ECCO (Effects of Climate Change on Organisms)
University of Maine
Brian McGill, School of Biology & Ecology, SSI
- Frank Drummond, School of Biology & Ecology
- Malcolm Hunter, Wildlife Ecology
- Shaleen Jain, Civil Engineering
- Brian Olsen, School of Biology & Ecology
- Laura Lindenfeld, Dept. of Communication & Journalism
- Tim Waring, School of Economics
- Bridie McGreavy, SSI Graduate Assistant, Dept. of Communication & Journalism
Species live in a limited area, often only a small fraction of the continent on which they are found, known as their geographic range. To oversimplify, the flora and fauna found at a particular location are then just the set of species whose geographic range overlaps that location. Thus geographic ranges play a strong role in determining our place-based sense of the natural world.
Based on previous shifts in geographic ranges in response to climate change, we can anticipate major future shifts under global warming. For example, the average North American mammal range moved ~1300 km in response to the ~7C warming that occurred from roughly 20,000 until 10,000 years ago (Lyons 2003); similar responses were also observed for plants (Davis 1983; Williams et al. 2004). A simple linear extrapolation to the approximately 3.5C warming expected over the next 100 years, would suggest that mammals’ ranges could move an average of 1300/2=650 km just in the next 100 years. This has enormous consequences for managers of parks and lands that are often only a few 10’s of km on a side and for management of endangered species.
Similarly, over the next 100 years, crops are expected to show large movements, with the wheat-belt moving entirely into Canada (Ortiz et al. 2008)(Figure 1) and the optimal wine growing region now found in California moving to New England (White et al.006). Collectively, these issues have given a new societal importance to the basic science question of what determines species ranges.
Social-economic responses to climate change range from mitigation (attempting to reduce the amount of climate change) to adaptation (managing systems to minimize the impact of climate change). Increasingly the focus has turned to adaptation as it has become clear that international efforts to reduce CO2 output have not produced major results.

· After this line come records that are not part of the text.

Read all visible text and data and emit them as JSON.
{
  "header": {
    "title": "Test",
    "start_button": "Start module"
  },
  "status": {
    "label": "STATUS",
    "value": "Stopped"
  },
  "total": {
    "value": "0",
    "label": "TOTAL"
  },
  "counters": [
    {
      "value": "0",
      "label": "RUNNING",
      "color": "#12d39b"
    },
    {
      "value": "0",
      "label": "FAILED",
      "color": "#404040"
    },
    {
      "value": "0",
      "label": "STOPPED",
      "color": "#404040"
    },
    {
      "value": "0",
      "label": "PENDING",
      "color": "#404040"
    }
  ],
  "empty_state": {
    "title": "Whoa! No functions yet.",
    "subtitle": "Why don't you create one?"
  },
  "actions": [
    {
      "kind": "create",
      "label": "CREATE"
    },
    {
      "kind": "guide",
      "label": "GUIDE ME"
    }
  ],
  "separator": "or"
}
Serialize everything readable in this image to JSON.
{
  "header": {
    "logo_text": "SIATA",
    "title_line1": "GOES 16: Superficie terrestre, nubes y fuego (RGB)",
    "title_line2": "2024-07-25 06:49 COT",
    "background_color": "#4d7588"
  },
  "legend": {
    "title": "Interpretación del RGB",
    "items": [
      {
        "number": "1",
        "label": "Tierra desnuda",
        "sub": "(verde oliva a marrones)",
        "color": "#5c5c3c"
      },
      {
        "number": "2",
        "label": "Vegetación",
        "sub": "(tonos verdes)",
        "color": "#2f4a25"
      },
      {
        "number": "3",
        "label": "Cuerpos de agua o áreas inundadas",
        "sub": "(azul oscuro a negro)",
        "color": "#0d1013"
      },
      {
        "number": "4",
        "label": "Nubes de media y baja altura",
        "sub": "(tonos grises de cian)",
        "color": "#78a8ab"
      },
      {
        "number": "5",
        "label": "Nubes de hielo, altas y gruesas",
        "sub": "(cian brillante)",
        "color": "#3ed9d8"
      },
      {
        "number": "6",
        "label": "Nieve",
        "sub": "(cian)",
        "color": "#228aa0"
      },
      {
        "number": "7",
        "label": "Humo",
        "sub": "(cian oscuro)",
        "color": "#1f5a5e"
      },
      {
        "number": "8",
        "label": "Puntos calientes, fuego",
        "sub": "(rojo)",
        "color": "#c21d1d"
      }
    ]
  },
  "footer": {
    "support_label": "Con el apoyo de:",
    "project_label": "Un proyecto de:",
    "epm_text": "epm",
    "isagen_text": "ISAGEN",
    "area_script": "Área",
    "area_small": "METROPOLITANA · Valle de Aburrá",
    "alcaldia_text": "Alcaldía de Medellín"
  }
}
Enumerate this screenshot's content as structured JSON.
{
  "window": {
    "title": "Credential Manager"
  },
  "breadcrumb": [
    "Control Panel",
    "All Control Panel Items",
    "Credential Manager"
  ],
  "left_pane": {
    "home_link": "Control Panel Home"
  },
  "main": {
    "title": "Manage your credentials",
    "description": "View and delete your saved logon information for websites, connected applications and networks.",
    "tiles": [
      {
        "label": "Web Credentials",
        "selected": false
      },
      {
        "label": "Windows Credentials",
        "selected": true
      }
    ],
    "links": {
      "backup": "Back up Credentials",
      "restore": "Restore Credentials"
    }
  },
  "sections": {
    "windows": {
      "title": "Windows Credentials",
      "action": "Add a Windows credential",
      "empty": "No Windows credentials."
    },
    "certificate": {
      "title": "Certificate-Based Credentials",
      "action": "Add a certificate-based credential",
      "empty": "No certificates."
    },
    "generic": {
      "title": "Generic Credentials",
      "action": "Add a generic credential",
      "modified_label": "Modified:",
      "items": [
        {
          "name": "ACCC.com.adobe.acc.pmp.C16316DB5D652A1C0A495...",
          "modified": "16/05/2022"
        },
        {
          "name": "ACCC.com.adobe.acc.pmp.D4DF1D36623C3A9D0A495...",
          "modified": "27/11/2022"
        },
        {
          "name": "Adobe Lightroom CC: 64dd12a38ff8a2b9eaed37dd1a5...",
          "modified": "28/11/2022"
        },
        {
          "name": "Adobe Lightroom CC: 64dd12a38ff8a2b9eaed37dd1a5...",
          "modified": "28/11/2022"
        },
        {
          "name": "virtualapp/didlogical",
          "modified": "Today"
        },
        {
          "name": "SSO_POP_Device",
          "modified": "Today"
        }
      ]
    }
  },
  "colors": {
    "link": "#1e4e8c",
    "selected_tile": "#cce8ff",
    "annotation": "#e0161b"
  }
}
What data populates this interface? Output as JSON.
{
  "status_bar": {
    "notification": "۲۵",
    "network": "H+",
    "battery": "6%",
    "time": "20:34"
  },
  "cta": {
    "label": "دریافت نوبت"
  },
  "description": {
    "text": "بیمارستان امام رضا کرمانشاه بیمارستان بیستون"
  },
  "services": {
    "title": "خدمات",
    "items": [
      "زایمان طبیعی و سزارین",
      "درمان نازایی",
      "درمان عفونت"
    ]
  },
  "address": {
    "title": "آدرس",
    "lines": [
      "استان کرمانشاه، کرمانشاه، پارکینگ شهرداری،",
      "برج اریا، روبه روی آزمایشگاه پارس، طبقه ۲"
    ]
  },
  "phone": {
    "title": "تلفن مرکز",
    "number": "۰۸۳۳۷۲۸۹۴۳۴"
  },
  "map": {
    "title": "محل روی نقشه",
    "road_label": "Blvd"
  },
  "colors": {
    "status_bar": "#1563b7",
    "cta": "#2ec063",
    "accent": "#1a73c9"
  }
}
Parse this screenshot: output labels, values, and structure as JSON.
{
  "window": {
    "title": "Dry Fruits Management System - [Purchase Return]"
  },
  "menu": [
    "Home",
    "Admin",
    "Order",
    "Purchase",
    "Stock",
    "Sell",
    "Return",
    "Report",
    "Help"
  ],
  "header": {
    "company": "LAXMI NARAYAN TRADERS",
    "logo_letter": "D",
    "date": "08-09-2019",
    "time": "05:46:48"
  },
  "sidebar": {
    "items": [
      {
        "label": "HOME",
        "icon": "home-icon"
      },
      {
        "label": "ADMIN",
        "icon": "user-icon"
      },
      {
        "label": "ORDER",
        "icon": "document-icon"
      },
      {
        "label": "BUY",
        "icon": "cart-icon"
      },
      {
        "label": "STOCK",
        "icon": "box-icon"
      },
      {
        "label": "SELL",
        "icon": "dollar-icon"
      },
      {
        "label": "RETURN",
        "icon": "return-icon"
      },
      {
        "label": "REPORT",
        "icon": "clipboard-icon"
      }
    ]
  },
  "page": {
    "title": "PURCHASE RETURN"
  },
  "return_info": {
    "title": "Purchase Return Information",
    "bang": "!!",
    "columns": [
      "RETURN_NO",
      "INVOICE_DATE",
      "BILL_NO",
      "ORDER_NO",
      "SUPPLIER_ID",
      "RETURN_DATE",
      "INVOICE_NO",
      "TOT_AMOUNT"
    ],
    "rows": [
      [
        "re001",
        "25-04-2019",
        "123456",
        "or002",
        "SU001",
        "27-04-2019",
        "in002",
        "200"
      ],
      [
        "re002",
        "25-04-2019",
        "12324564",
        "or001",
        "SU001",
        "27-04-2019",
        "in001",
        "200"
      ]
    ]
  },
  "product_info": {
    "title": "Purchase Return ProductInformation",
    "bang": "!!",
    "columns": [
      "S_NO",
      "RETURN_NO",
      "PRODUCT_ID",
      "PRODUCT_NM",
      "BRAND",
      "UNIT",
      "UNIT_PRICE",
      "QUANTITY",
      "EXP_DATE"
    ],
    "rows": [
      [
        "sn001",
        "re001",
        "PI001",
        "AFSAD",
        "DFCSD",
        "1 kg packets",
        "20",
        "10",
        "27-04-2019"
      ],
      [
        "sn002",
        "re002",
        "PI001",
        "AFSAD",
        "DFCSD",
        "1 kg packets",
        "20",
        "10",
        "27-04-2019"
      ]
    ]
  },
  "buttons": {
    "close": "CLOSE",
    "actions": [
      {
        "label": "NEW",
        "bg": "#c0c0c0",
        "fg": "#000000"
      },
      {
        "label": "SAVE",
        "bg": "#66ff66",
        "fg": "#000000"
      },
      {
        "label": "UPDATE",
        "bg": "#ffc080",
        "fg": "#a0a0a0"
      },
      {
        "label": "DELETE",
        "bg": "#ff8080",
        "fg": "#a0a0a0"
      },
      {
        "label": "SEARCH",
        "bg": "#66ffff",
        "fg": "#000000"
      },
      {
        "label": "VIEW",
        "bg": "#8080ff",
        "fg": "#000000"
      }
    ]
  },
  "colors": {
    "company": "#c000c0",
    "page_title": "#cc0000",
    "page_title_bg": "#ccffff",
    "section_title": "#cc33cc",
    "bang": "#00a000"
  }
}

A variety of groups and institutions are increasingly beginning to address the challenges climate change presents to their institutions and responsibilities. Most federal agencies are mandated to develop action plans in response to climate change. Specifically, park managers and land managers are actively engaged in planning for climate change (Spittlehouse & Stewart 2003). Tourism officials are also exploring the impacts on their industry (Elsasser & Bürki 2002; Hall & Higham 2005). Agriculture is also likely to be profoundly impacted (Adams 1989; Rosenzweig & Parry 1994). Locally, many signature species in Maine are likely to be affected (Eubanks II ; Westing 1966; Ball et al. 1999) in part because Maine is a transition zone from deciduous to boreal forest and thus many species are at either the southern or northern edges of their ranges.